La Syrie post-Assad semblait entrer, tant bien que mal, dans une phase de transition. Pourtant, ces actes violents rappellent que les anciennes structures du pouvoir ne disparaissent pas avec un changement de régime. Les réseaux clandestins, les mercenaires, les services de sécurité dispersés mais organisés restent une menace latente. C’est l’archétype du chaos géopolitique moderne : l’État s’effondre, mais ses anciens gardiens persistent, transformant le vide politique en terrain de guérilla prolongée.
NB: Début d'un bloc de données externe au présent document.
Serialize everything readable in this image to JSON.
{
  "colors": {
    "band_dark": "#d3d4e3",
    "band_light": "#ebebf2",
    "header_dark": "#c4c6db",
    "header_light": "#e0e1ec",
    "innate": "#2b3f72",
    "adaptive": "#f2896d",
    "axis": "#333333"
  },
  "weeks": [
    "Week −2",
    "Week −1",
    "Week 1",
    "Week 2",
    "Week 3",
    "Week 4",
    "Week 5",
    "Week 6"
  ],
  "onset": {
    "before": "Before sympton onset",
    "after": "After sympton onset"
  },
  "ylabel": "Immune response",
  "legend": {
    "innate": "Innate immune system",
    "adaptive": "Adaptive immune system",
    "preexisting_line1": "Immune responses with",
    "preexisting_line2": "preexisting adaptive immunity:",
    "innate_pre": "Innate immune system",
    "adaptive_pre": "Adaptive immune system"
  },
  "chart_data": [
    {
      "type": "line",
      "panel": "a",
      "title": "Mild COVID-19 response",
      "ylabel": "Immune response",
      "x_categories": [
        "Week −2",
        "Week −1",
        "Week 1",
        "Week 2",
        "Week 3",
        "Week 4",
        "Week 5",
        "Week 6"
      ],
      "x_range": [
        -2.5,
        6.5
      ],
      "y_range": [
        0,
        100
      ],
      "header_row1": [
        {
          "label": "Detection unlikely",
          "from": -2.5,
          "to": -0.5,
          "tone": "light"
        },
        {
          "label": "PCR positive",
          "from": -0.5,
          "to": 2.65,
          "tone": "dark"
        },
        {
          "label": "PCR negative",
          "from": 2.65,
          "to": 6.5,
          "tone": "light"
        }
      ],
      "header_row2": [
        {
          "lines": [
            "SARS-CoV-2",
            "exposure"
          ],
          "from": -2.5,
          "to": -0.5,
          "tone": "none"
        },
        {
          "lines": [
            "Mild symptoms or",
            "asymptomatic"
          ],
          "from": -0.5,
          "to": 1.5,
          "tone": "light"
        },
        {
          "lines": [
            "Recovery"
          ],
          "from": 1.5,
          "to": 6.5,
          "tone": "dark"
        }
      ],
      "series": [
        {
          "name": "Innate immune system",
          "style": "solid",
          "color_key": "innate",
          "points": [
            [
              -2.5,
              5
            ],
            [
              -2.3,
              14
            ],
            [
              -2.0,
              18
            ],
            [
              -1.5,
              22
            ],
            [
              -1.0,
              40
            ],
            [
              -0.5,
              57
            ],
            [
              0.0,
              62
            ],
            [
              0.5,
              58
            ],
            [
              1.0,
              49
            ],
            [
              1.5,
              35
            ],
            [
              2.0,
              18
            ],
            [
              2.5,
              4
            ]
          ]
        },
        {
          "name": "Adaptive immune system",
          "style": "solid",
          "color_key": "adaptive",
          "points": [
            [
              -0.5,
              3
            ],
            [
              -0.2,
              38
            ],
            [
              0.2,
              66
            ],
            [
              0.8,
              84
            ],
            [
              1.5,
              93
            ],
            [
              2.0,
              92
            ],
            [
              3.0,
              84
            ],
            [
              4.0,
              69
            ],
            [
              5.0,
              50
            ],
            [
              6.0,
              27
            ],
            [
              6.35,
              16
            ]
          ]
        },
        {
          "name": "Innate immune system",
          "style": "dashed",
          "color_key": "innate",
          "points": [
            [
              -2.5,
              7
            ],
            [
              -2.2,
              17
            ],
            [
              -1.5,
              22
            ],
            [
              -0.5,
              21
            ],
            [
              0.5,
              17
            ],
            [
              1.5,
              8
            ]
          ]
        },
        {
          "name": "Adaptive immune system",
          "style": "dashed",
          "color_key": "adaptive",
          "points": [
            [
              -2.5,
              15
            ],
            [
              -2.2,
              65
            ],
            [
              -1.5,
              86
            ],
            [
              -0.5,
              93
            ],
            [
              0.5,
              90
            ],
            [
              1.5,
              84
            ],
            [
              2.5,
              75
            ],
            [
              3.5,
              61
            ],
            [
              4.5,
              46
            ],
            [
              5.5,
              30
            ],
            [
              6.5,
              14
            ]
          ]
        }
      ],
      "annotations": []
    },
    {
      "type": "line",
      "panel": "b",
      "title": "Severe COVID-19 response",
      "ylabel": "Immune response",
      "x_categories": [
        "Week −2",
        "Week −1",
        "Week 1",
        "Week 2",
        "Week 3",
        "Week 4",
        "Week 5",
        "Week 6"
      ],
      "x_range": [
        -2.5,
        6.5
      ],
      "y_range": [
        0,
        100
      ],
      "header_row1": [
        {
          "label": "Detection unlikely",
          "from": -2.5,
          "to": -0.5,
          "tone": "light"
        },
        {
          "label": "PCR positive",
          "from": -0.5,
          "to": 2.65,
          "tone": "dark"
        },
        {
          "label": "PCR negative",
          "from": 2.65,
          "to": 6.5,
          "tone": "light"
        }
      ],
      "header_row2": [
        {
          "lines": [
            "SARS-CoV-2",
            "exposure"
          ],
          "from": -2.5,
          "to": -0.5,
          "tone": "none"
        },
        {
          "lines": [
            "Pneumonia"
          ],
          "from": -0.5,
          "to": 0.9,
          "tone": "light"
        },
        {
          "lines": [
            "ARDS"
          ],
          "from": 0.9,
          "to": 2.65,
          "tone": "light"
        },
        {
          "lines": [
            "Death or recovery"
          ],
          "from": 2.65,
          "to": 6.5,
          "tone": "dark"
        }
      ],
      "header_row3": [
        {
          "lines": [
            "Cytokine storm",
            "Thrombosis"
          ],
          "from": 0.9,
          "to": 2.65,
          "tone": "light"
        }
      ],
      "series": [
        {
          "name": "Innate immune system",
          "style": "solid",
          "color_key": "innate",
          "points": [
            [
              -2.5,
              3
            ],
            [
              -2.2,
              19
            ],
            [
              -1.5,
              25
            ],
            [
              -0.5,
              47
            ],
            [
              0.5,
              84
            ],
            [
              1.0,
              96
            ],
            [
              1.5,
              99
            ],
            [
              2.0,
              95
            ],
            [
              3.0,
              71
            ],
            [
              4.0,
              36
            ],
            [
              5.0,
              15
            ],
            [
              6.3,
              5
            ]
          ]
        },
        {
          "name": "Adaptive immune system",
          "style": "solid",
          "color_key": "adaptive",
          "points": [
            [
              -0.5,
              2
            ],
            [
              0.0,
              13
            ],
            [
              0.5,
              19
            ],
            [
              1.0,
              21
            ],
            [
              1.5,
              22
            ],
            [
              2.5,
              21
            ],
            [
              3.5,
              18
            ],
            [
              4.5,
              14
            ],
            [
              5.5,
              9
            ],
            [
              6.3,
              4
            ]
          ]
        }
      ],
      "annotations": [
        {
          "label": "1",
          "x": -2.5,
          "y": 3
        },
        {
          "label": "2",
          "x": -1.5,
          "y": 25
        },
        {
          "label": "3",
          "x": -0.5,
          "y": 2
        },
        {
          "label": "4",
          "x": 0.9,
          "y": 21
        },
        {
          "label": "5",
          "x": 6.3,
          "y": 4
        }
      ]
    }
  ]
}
Quand Washington révèle le double jeu de l’Iran
Dans un autre théâtre du Moyen-Orient, la diplomatie se déchire. L’Iran a confirmé les rapports médiatiques selon lesquels les États-Unis auraient averti Téhéran que Washington soupçonnait Israël de cibler les principaux négociateurs iraniens lors de pourparlers en avril à Islamabad, les mêmes négociations qui ont produit un accord-cadre signé le 17 juin. Cette révélation met en lumière un réseau complexe d’intérêts entrecroisés : l’Iran navigue entre la menace existentielle d’Israël et la possibilité de négocier avec les États-Unis, tandis que Washington jongle entre soutien à Tel-Aviv et dialogue avec Téhéran.
Ces deux épisodes incarnent la réalité d’un Moyen-Orient qui reste profondément fragmenté, où les anciens régimes fantômes coexistent avec des guerres de l’ombre menées par les puissances régionales et internationales. La Syrie se cherche encore une stabilité; l’Iran oscille entre défiance et engagement. Et les populations civiles, elles, continuent à payer le prix de cette géopolitique où les calculs stratégiques priment sur la sécurité quotidienne.